Jules et Jim

Film Review by Lewis Porteous | 28 Jul 2014
Film title: Jules et Jim
Director: Francois Truffaut
Starring: Jeanne Moreau, Marie Dubois, Oskar Werner, Sabine Haudepin, Henri Serre, Vanna Urbino, Boris Bassiak, Kate Noelle, Christiane Wagner, Anny Nelson
Release date: 28 Jul
Certificate: PG

Despite being based on the memories of 74 year old author Henri-Pierre Roché, this iconic account of a doomed love triangle is notable for its rare, youthful energy. Francois Truffaut's fluid camera work and post-modern approach to narrative form were so bold that many credit Jules et Jim with pre-empting the anything-goes aesthetic of punk. The movie's unconventional sexual politics, meanwhile, pointed the way forward for increasingly progressive 1960s audiences.

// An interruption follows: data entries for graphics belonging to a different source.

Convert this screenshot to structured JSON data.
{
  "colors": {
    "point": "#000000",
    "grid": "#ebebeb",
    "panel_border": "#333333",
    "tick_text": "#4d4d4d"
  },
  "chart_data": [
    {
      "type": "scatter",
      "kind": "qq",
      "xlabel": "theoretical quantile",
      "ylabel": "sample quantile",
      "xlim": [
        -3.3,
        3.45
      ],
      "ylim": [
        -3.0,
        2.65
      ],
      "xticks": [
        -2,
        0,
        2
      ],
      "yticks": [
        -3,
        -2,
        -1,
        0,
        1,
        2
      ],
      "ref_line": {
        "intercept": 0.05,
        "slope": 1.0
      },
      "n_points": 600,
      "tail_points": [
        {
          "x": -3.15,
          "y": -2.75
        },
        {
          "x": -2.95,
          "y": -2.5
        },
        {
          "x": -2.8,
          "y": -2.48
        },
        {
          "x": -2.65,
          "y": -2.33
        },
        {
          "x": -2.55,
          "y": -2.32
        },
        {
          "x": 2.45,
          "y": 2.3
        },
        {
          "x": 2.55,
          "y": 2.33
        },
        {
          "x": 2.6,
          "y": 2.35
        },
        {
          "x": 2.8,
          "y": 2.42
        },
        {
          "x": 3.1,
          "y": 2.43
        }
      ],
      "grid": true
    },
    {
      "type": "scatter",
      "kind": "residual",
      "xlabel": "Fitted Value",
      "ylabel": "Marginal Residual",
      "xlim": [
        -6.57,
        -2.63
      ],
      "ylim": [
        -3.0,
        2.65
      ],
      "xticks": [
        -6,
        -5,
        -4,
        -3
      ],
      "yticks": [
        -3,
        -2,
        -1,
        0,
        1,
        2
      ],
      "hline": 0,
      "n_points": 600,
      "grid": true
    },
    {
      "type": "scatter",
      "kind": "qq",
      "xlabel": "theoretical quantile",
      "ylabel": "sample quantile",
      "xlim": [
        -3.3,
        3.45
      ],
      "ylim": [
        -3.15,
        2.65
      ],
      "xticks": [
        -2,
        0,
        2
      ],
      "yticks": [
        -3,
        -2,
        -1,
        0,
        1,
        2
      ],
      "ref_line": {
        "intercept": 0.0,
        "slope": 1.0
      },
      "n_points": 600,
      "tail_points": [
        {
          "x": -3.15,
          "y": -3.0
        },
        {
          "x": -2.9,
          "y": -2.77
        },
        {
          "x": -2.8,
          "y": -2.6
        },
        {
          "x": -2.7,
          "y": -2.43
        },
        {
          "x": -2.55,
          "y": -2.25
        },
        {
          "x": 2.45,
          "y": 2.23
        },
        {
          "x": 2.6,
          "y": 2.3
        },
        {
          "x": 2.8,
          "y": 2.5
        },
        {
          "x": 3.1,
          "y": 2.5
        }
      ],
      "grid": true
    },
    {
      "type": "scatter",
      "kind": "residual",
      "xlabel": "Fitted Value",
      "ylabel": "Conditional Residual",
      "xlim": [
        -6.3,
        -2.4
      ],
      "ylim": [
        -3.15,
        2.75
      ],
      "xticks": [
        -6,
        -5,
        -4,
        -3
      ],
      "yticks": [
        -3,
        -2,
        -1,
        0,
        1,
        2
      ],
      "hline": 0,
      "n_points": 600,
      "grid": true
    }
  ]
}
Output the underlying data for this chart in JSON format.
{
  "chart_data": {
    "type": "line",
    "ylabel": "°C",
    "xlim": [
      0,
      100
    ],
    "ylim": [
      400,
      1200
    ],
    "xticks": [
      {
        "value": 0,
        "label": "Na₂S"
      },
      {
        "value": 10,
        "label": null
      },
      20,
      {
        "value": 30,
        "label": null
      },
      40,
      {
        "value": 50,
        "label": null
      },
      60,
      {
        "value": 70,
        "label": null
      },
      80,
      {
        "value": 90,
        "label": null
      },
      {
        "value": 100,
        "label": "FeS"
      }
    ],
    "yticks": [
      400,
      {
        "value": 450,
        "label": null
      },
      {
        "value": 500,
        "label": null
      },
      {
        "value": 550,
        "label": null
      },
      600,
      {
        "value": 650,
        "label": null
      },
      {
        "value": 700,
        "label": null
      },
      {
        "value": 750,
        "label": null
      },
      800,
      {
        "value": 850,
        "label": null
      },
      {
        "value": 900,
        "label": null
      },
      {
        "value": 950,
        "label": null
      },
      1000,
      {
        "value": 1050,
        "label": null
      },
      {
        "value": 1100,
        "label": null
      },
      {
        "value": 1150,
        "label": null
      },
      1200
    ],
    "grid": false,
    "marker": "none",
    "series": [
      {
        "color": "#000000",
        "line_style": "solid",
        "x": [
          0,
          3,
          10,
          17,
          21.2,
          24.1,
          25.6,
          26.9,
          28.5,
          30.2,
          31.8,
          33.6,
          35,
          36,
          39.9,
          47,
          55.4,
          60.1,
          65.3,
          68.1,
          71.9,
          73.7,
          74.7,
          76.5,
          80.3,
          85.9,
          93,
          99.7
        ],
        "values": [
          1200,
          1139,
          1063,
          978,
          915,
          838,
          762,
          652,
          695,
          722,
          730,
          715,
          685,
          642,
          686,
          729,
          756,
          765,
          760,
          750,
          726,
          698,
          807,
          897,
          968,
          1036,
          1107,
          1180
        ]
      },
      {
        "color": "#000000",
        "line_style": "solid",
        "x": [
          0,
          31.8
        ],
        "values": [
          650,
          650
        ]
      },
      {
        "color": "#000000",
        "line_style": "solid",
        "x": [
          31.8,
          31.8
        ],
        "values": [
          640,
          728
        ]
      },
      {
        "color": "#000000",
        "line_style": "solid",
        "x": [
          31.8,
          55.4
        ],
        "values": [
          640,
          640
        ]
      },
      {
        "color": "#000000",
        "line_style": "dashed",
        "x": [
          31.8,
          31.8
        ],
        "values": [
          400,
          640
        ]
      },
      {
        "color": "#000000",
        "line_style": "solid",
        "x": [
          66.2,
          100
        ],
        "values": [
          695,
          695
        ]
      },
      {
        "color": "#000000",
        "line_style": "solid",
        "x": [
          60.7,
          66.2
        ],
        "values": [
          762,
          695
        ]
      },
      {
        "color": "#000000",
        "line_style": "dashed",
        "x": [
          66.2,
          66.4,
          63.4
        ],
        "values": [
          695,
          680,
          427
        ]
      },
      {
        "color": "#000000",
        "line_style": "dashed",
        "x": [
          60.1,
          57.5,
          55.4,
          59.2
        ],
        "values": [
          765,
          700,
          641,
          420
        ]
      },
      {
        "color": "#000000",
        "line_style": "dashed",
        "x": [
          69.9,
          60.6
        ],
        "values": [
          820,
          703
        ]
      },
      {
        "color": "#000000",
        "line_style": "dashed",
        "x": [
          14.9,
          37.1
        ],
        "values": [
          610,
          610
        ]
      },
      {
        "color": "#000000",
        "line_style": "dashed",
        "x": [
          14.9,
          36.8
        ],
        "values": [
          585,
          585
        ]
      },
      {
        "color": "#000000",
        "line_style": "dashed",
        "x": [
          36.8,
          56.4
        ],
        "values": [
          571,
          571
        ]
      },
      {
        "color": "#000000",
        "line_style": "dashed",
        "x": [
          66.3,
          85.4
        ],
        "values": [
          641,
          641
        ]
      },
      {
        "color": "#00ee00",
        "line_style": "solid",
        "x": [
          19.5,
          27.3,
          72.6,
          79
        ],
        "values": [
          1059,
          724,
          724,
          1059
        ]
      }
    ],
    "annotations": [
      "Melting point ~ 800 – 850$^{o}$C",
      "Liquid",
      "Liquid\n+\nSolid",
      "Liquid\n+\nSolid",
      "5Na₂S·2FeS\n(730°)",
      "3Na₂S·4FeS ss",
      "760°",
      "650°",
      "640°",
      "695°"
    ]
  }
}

Though her character’s name is omitted from the title, Jeanne Moreau, as Catherine, makes the biggest impression here – her volatile beauty and sense of empowerment became traits of the archetypal French heroine. Henri Serre and Oskar Werner likewise charm as the friends pitted against each other in the Great War, but bound by their shared love interest throughout peace time.

A welcome re-release of a work certain to captivate bicycle-fetishising hipsters for decades to come.